Forgotten Obsolete English Words #4 : Auteur

Well it's kind of a borrowed word from French, but it's not the definition in French language that is obsolete, it's the English rebranding.
Auteur : nom masculin. (Littré)
  • Cause première d'une chose. L'auteur de toutes choses, Dieu. L'auteur de cette guerre. Il est l'auteur de sa fortune.
  • Inventeur. L'auteur d'un procédé.
  • Celui, celle qui a fait un ouvrage de littérature, de science ou d'art. Il ou elle est l'auteur de ce tableau.
  • Principe, origine, source
  • English translation : author
Auteur : French, originator, author, from Old French autor, from Latin auctor (Merriam-Webster)
  • see : author
  • an artist (as a musician or writer) whose style and practice are distinctive
  • a filmmaker whose individual style and complete control over all elements of production give a film its personal and unique stamp. (Dictionary.com)
  • a film director regarded as the author of their films (Compact Oxford English Dictionary of Current English)
Author : 14th century.

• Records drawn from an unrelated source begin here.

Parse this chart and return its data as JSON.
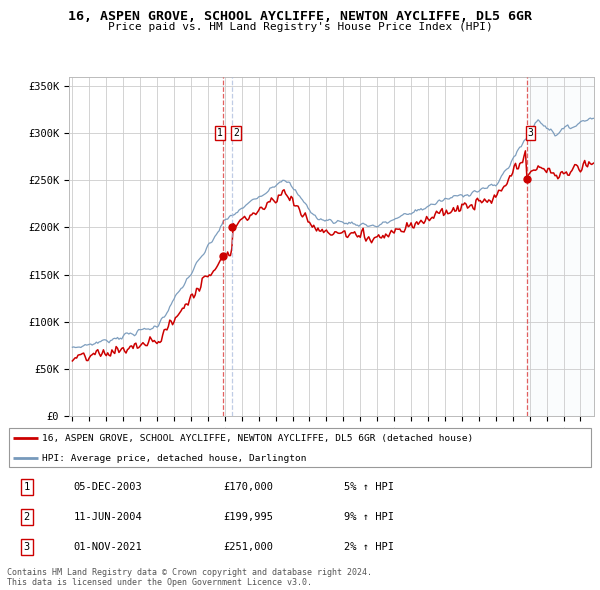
{
  "title": "16, ASPEN GROVE, SCHOOL AYCLIFFE, NEWTON AYCLIFFE, DL5 6GR",
  "subtitle": "Price paid vs. HM Land Registry's House Price Index (HPI)",
  "legend_property": "16, ASPEN GROVE, SCHOOL AYCLIFFE, NEWTON AYCLIFFE, DL5 6GR (detached house)",
  "legend_hpi": "HPI: Average price, detached house, Darlington",
  "footer1": "Contains HM Land Registry data © Crown copyright and database right 2024.",
  "footer2": "This data is licensed under the Open Government Licence v3.0.",
  "transactions": [
    {
      "num": 1,
      "date": "05-DEC-2003",
      "price": "£170,000",
      "price_val": 170000,
      "pct": "5% ↑ HPI",
      "year": 2003.92
    },
    {
      "num": 2,
      "date": "11-JUN-2004",
      "price": "£199,995",
      "price_val": 199995,
      "pct": "9% ↑ HPI",
      "year": 2004.44
    },
    {
      "num": 3,
      "date": "01-NOV-2021",
      "price": "£251,000",
      "price_val": 251000,
      "pct": "2% ↑ HPI",
      "year": 2021.83
    }
  ],
  "property_color": "#cc0000",
  "hpi_color": "#7799bb",
  "background_highlight": "#dde8f5",
  "vline_color": "#dd4444",
  "ylim": [
    0,
    360000
  ],
  "yticks": [
    0,
    50000,
    100000,
    150000,
    200000,
    250000,
    300000,
    350000
  ],
  "ytick_labels": [
    "£0",
    "£50K",
    "£100K",
    "£150K",
    "£200K",
    "£250K",
    "£300K",
    "£350K"
  ],
  "xstart": 1995,
  "xend": 2025
}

Middle English auctour, from Anglo-French auctor, autor, from Latin auctor : promoter, originator, author, from augēre to increase (Merriam-Webster)
  • one that originates or creates : source.

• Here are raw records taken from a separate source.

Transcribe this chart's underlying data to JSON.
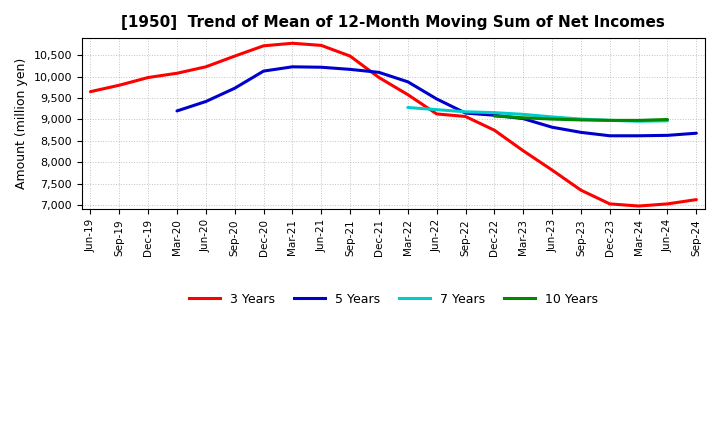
{
  "title": "[1950]  Trend of Mean of 12-Month Moving Sum of Net Incomes",
  "ylabel": "Amount (million yen)",
  "ylim": [
    6900,
    10900
  ],
  "yticks": [
    7000,
    7500,
    8000,
    8500,
    9000,
    9500,
    10000,
    10500
  ],
  "background_color": "#ffffff",
  "grid_color": "#999999",
  "x_labels": [
    "Jun-19",
    "Sep-19",
    "Dec-19",
    "Mar-20",
    "Jun-20",
    "Sep-20",
    "Dec-20",
    "Mar-21",
    "Jun-21",
    "Sep-21",
    "Dec-21",
    "Mar-22",
    "Jun-22",
    "Sep-22",
    "Dec-22",
    "Mar-23",
    "Jun-23",
    "Sep-23",
    "Dec-23",
    "Mar-24",
    "Jun-24",
    "Sep-24"
  ],
  "series": {
    "3 Years": {
      "color": "#ff0000",
      "data_x": [
        0,
        1,
        2,
        3,
        4,
        5,
        6,
        7,
        8,
        9,
        10,
        11,
        12,
        13,
        14,
        15,
        16,
        17,
        18,
        19,
        20,
        21
      ],
      "data_y": [
        9650,
        9800,
        9980,
        10080,
        10230,
        10480,
        10720,
        10780,
        10730,
        10480,
        9980,
        9580,
        9130,
        9070,
        8750,
        8270,
        7820,
        7350,
        7030,
        6980,
        7030,
        7130
      ]
    },
    "5 Years": {
      "color": "#0000cc",
      "data_x": [
        3,
        4,
        5,
        6,
        7,
        8,
        9,
        10,
        11,
        12,
        13,
        14,
        15,
        16,
        17,
        18,
        19,
        20,
        21
      ],
      "data_y": [
        9200,
        9420,
        9730,
        10130,
        10230,
        10220,
        10170,
        10100,
        9880,
        9480,
        9150,
        9100,
        9020,
        8820,
        8700,
        8620,
        8620,
        8630,
        8680
      ]
    },
    "7 Years": {
      "color": "#00cccc",
      "data_x": [
        11,
        12,
        13,
        14,
        15,
        16,
        17,
        18,
        19,
        20
      ],
      "data_y": [
        9280,
        9230,
        9180,
        9160,
        9120,
        9060,
        9010,
        8980,
        8960,
        8970
      ]
    },
    "10 Years": {
      "color": "#008800",
      "data_x": [
        14,
        15,
        16,
        17,
        18,
        19,
        20
      ],
      "data_y": [
        9080,
        9040,
        9010,
        8990,
        8980,
        8980,
        9000
      ]
    }
  },
  "legend_order": [
    "3 Years",
    "5 Years",
    "7 Years",
    "10 Years"
  ]
}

The dictionaries have it right! Why is impossible to get auteurists and more generally film critics to agree on a consensual definition here?


LITERATURE (for comparison with a less controversial art)
If you're the original creator of an œuvre, you're the author.
If you have your book written by someone else, a ghost, you're not the author.
If you compile citations and other stolen material, you're not the author.
If someone extracts from you oral stories in a faux-dialogue, you're not the author.
If you ask someone to write the dialogue for you, another the event timeline, another the descriptions, another the plot, another the character psychology... you're not an author.
If you rewrite an old book, you're a plagiarist, not an author.
If you paraphrase history, you're an historian, not an author.
If there is a team of correctors, editors, advisers, publishers, publicists, censors who rewrite, rephrase, redact, patch up, fill in, shorten/dilute, hype up, sensationalise, dramatise, or generally butcher up your work after you've handed out the manuscript and right before publication, you're not the author; you're not an author.

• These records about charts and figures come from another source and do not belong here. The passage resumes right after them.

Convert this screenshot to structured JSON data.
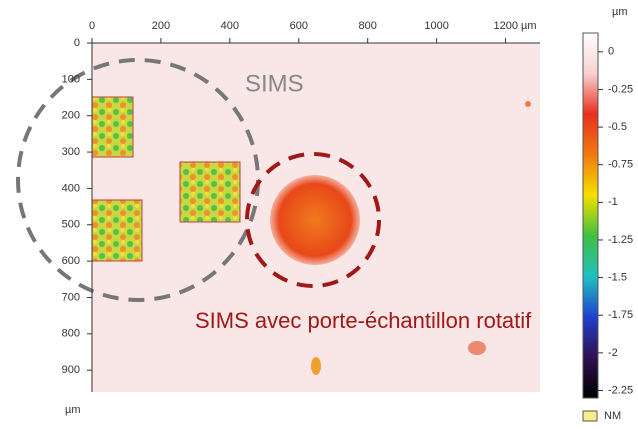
{
  "chart_data": {
    "type": "image",
    "annotations": [
      "SIMS",
      "SIMS avec porte-échantillon rotatif"
    ],
    "xlim": [
      0,
      1300
    ],
    "xticks": [
      0,
      200,
      400,
      600,
      800,
      1000,
      {
        "value": 1200,
        "label": "1200 µm"
      }
    ],
    "ylim": [
      0,
      960
    ],
    "yticks": [
      0,
      100,
      200,
      300,
      400,
      500,
      600,
      700,
      800,
      900
    ],
    "y_axis_label": "µm",
    "colorbar": {
      "unit": "µm",
      "lim": [
        0.125,
        -2.3
      ],
      "ticks": [
        0,
        -0.25,
        -0.5,
        -0.75,
        -1,
        -1.25,
        -1.5,
        -1.75,
        -2,
        -2.25
      ],
      "colors": [
        "#ffffff",
        "#f8d0d0",
        "#e8301c",
        "#f07a10",
        "#f5e000",
        "#40c040",
        "#20c0c0",
        "#2040d0",
        "#301050",
        "#000000"
      ],
      "nm_label": "NM",
      "nm_color": "#f3ee8a"
    }
  }
}
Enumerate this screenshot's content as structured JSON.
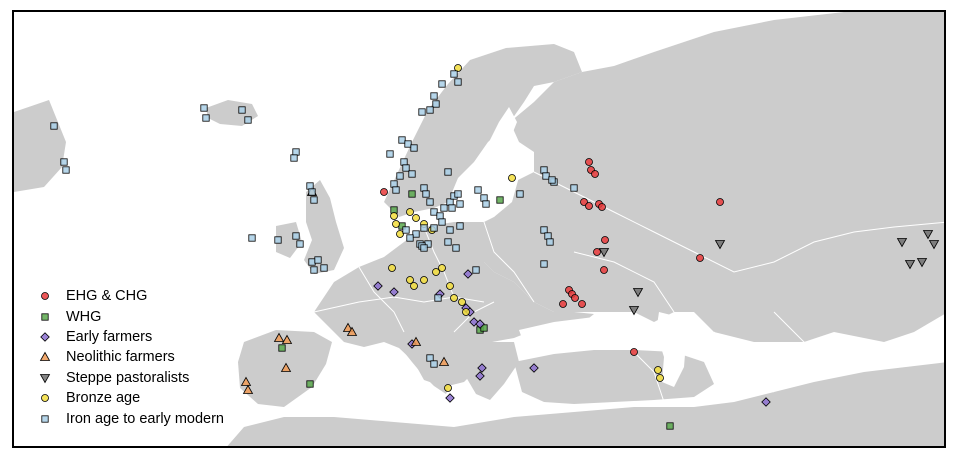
{
  "legend": {
    "items": [
      {
        "key": "ehg",
        "label": "EHG & CHG",
        "shape": "circle",
        "fill": "#e8393b"
      },
      {
        "key": "whg",
        "label": "WHG",
        "shape": "square",
        "fill": "#5aa84e"
      },
      {
        "key": "early",
        "label": "Early farmers",
        "shape": "diamond",
        "fill": "#8b6fcf"
      },
      {
        "key": "neo",
        "label": "Neolithic farmers",
        "shape": "triangle-up",
        "fill": "#f09a55"
      },
      {
        "key": "steppe",
        "label": "Steppe pastoralists",
        "shape": "triangle-down",
        "fill": "#6f6f6f"
      },
      {
        "key": "bronze",
        "label": "Bronze age",
        "shape": "circle",
        "fill": "#f2dd3c"
      },
      {
        "key": "iron",
        "label": "Iron age to early modern",
        "shape": "square",
        "fill": "#a9cfe6"
      }
    ]
  },
  "colors": {
    "land": "#cccccc",
    "sea": "#ffffff",
    "border": "#ffffff",
    "outline": "#000000"
  }
}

CINEMA (highly controversial art to date!)

Now apply this concept to cinema, keeping in mind that literature is a WRITTEN medium, therefore the literary writer authors a WRITTEN œuvre. An author of cinema, which is an AUDIO-VISUAL medium, does not author a written script but an AUDIO-VISUAL mise en scène (the quintessence of the FILM medium), which is also SPATIAL and TEMPORAL.
This personal style, this unique stamp, this filmic signature is a cinema-specific aesthetic based on (original) spacio-temporal formal ideas.
The subject is secondary, in film art, if it is not immediately translated into a typically cinematic form, i.e. mise en scène. (Barely mentioning political ideas in a dialogue, or using onscreen character's worldview as your own, never adds substance to cinema auteurism).
However, absence of politics and worldview never stopped painters who retreated into abstraction or pictorialism to produce a great œuvre. A great cinema auteur could make great art out of anything, any topic, any genre, any stories... precisely because auteurs express their medium-specific stamp through mise en scène, an original mise en scène they own.


Besides, movies can also be made without a real auteur in charge. Just like you can publish books without a real writer!